The 26-mile trip from the ruins at Gran Quivira to Mountainair, NM, seemed longer--probably because we were long overdue for lunch.
We turned onto Main Street at the Tomahawk Service Station, looking just as it did when we first visited and wrote about Mountainair (blog entry February 5, 2009). But it was a sign right across the street that caught my eye: "Hotel For Sale."
Included in the sale were the Shaffer Hotel and Restaurant, Pop's Curio Shop, and a couple of other buildings, but "Hotel For Sale" was all I needed to read. (I get caught up in the romance of restoring an old diner or hotel, but that's another story.) The Hotel's restaurant, which had been closed on our first visit, now seemed more and more like the place to be.
On the edge of the dining area, the small sofa seemed to fit perfectly with the worn look on the restaurant's chairs.
Built in 1923, the Hotel is a registered National Historical site and one of the few Pueblo-Deco buildings still in existence.
The fireplace, with its unique color and texture differences required prolonged study.
Even though we were hungry, we spent several minutes staring at the ceiling.
"The Pueblo Deco should be an attraction that would draw people to the Hotel," I thought to myself.
Now usually it is Kate's practical side that jolts me into reality.
However, in this case, Kate did not even have to begin the reality check. The asking price for the Hotel package: $1,375,000.
The romance of ownership was no match for this much reality.
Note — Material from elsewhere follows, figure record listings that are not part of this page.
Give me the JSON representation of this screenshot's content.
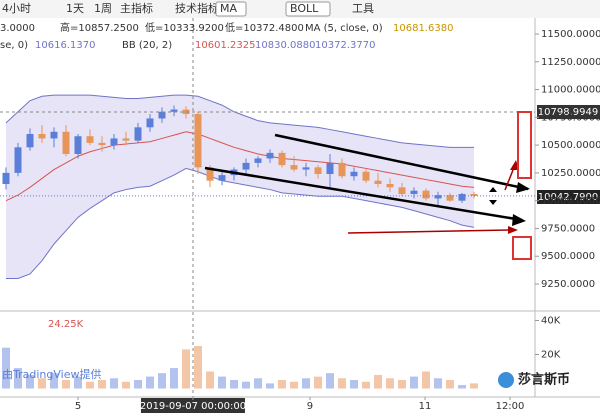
{
  "toolbar": {
    "items": [
      "4小时",
      "1天",
      "1周",
      "主指标",
      "技术指标",
      "MA",
      "BOLL",
      "工具"
    ]
  },
  "legend_lines": {
    "ohlc": [
      "3.0000",
      "高=10857.2500",
      "低=10333.9200",
      "低=10372.4800"
    ],
    "ma": [
      "MA (5, close, 0)",
      "10681.6380"
    ],
    "bb": [
      "se, 0)",
      "10616.1370",
      "BB (20, 2)",
      "10601.2325",
      "10830.0880",
      "10372.3770"
    ],
    "volume": "24.25K"
  },
  "price_labels": [
    "10798.9949",
    "10042.7900"
  ],
  "watermark": "由TradingView提供",
  "brand": "莎言斯币",
  "chart_data": [
    {
      "type": "candlestick",
      "categories": [
        null,
        null,
        null,
        null,
        null,
        null,
        null,
        null,
        null,
        null,
        null,
        null,
        null,
        null,
        null,
        null,
        null,
        null,
        null,
        null,
        null,
        null,
        null,
        null,
        null,
        null,
        null,
        null,
        null,
        null,
        null,
        null,
        null,
        null,
        null,
        null,
        null,
        null,
        null,
        null
      ],
      "open": [
        10150,
        10250,
        10480,
        10600,
        10560,
        10620,
        10420,
        10580,
        10520,
        10500,
        10560,
        10540,
        10660,
        10740,
        10800,
        10820,
        10780,
        10300,
        10180,
        10230,
        10280,
        10340,
        10380,
        10430,
        10320,
        10280,
        10300,
        10240,
        10340,
        10220,
        10260,
        10180,
        10150,
        10120,
        10060,
        10090,
        10020,
        10050,
        10000,
        10060
      ],
      "high": [
        10300,
        10520,
        10650,
        10680,
        10660,
        10680,
        10600,
        10640,
        10580,
        10600,
        10620,
        10700,
        10780,
        10840,
        10857,
        10850,
        10800,
        10320,
        10260,
        10300,
        10380,
        10400,
        10460,
        10450,
        10400,
        10340,
        10320,
        10420,
        10380,
        10300,
        10280,
        10250,
        10200,
        10160,
        10120,
        10110,
        10080,
        10070,
        10070,
        10080
      ],
      "low": [
        10100,
        10220,
        10450,
        10520,
        10480,
        10400,
        10380,
        10500,
        10440,
        10460,
        10500,
        10520,
        10620,
        10700,
        10760,
        10740,
        10240,
        10120,
        10140,
        10180,
        10240,
        10300,
        10340,
        10300,
        10260,
        10220,
        10200,
        10100,
        10200,
        10180,
        10160,
        10120,
        10080,
        10040,
        10020,
        10000,
        9960,
        9990,
        9980,
        10020
      ],
      "close": [
        10250,
        10480,
        10600,
        10560,
        10620,
        10420,
        10580,
        10520,
        10500,
        10560,
        10540,
        10660,
        10740,
        10800,
        10820,
        10780,
        10300,
        10180,
        10230,
        10280,
        10340,
        10380,
        10430,
        10320,
        10280,
        10300,
        10240,
        10340,
        10220,
        10260,
        10180,
        10150,
        10120,
        10060,
        10090,
        10020,
        10050,
        10000,
        10060,
        10042.79
      ],
      "up_color": "#5b7fd8",
      "down_color": "#e8955a",
      "bands": [
        {
          "name": "upper",
          "color": "#6f74c9",
          "values": [
            10700,
            10800,
            10900,
            10940,
            10950,
            10950,
            10950,
            10950,
            10940,
            10930,
            10920,
            10920,
            10930,
            10940,
            10950,
            10950,
            10940,
            10900,
            10860,
            10800,
            10760,
            10720,
            10700,
            10690,
            10680,
            10670,
            10660,
            10640,
            10620,
            10600,
            10580,
            10560,
            10540,
            10520,
            10510,
            10500,
            10490,
            10480,
            10480,
            10480
          ]
        },
        {
          "name": "basis",
          "color": "#d9534f",
          "values": [
            10000,
            10050,
            10120,
            10200,
            10280,
            10340,
            10400,
            10440,
            10470,
            10500,
            10510,
            10520,
            10530,
            10560,
            10590,
            10620,
            10600,
            10560,
            10520,
            10480,
            10450,
            10420,
            10400,
            10380,
            10370,
            10360,
            10350,
            10340,
            10330,
            10310,
            10290,
            10270,
            10250,
            10230,
            10210,
            10190,
            10170,
            10150,
            10130,
            10120
          ]
        },
        {
          "name": "lower",
          "color": "#6f74c9",
          "values": [
            9300,
            9300,
            9340,
            9460,
            9610,
            9730,
            9850,
            9930,
            10000,
            10070,
            10100,
            10120,
            10130,
            10180,
            10230,
            10290,
            10260,
            10220,
            10180,
            10160,
            10140,
            10120,
            10100,
            10070,
            10060,
            10050,
            10040,
            10040,
            10040,
            10020,
            10000,
            9980,
            9960,
            9940,
            9910,
            9880,
            9850,
            9820,
            9780,
            9760
          ]
        }
      ],
      "band_fill": "#e6e4f6",
      "ylim": [
        9016,
        11626
      ],
      "yticks": [
        {
          "value": 9250,
          "label": "9250.0000"
        },
        {
          "value": 9500,
          "label": "9500.0000"
        },
        {
          "value": 9750,
          "label": "9750.0000"
        },
        {
          "value": 10000,
          "label": "10000.0000"
        },
        {
          "value": 10250,
          "label": "10250.0000"
        },
        {
          "value": 10500,
          "label": "10500.0000"
        },
        {
          "value": 10750,
          "label": "10750.0000"
        },
        {
          "value": 11000,
          "label": "11000.0000"
        },
        {
          "value": 11250,
          "label": "11250.0000"
        },
        {
          "value": 11500,
          "label": "11500.0000"
        }
      ],
      "xticks": [
        {
          "value": 6,
          "label": "5"
        },
        {
          "value": 15.58,
          "label": "2019-09-07 00:00:00"
        },
        {
          "value": 25.33,
          "label": "9"
        },
        {
          "value": 34.92,
          "label": "11"
        },
        {
          "value": 42,
          "label": "12:00"
        }
      ]
    },
    {
      "type": "volume",
      "values": [
        24000,
        12000,
        8000,
        6000,
        9000,
        5000,
        7000,
        4000,
        5000,
        6000,
        4000,
        5000,
        7000,
        9000,
        12000,
        23000,
        25000,
        10000,
        7000,
        5000,
        4000,
        6000,
        3000,
        5000,
        4000,
        6000,
        7000,
        9000,
        6000,
        5000,
        4000,
        8000,
        6000,
        5000,
        7000,
        10000,
        6000,
        5000,
        2000,
        3000
      ],
      "up_color": "#b3c3ee",
      "down_color": "#f3c6a8",
      "ylim": [
        -5000,
        45000
      ],
      "yticks": [
        {
          "value": 20000,
          "label": "20K"
        },
        {
          "value": 40000,
          "label": "40K"
        }
      ]
    }
  ]
}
So, it was with a different eye that I studied the artistry of the counter and stools at the far end of the dining room.
Kate: It is a shame, given the beauty of the space, that the restaurant’s menu and food are so pedestrian. I don’t remember much of the menu other than that most of the items were sandwiches, with four or five New Mexico items, and three dinner entrees – steak, fried shrimp, and one other that might have been pork chops or ham. The blackboard special of the day was baked chicken with mashed potatoes and gravy and peas. Yes. You read that right. Peas.
I decided to play it safe with the green chili cheeseburger and fries. The patty was thin and the chili mild. The fries were o.k.
Chuck ordered the Navajo Taco. Usually, a Navajo Taco comes served on Indian Fry Bread but this came in a flour tortilla that had been folded to resemble a bowl and then fried. The bowl was then filled with seasoned beef (which was tepid in both flavor and warmth) which in turn was topped with beans, tomato, lettuce, cheese, and red salsa. Neither of our meals were bad. They just weren’t all that good.
The room deserves more. The conundrum is defining the restaurant’s client base. To modify the menu and to make it more creative would probably result in a loss of the Shaffer’s “bread and butter” clientele, who probably like things just the way they are.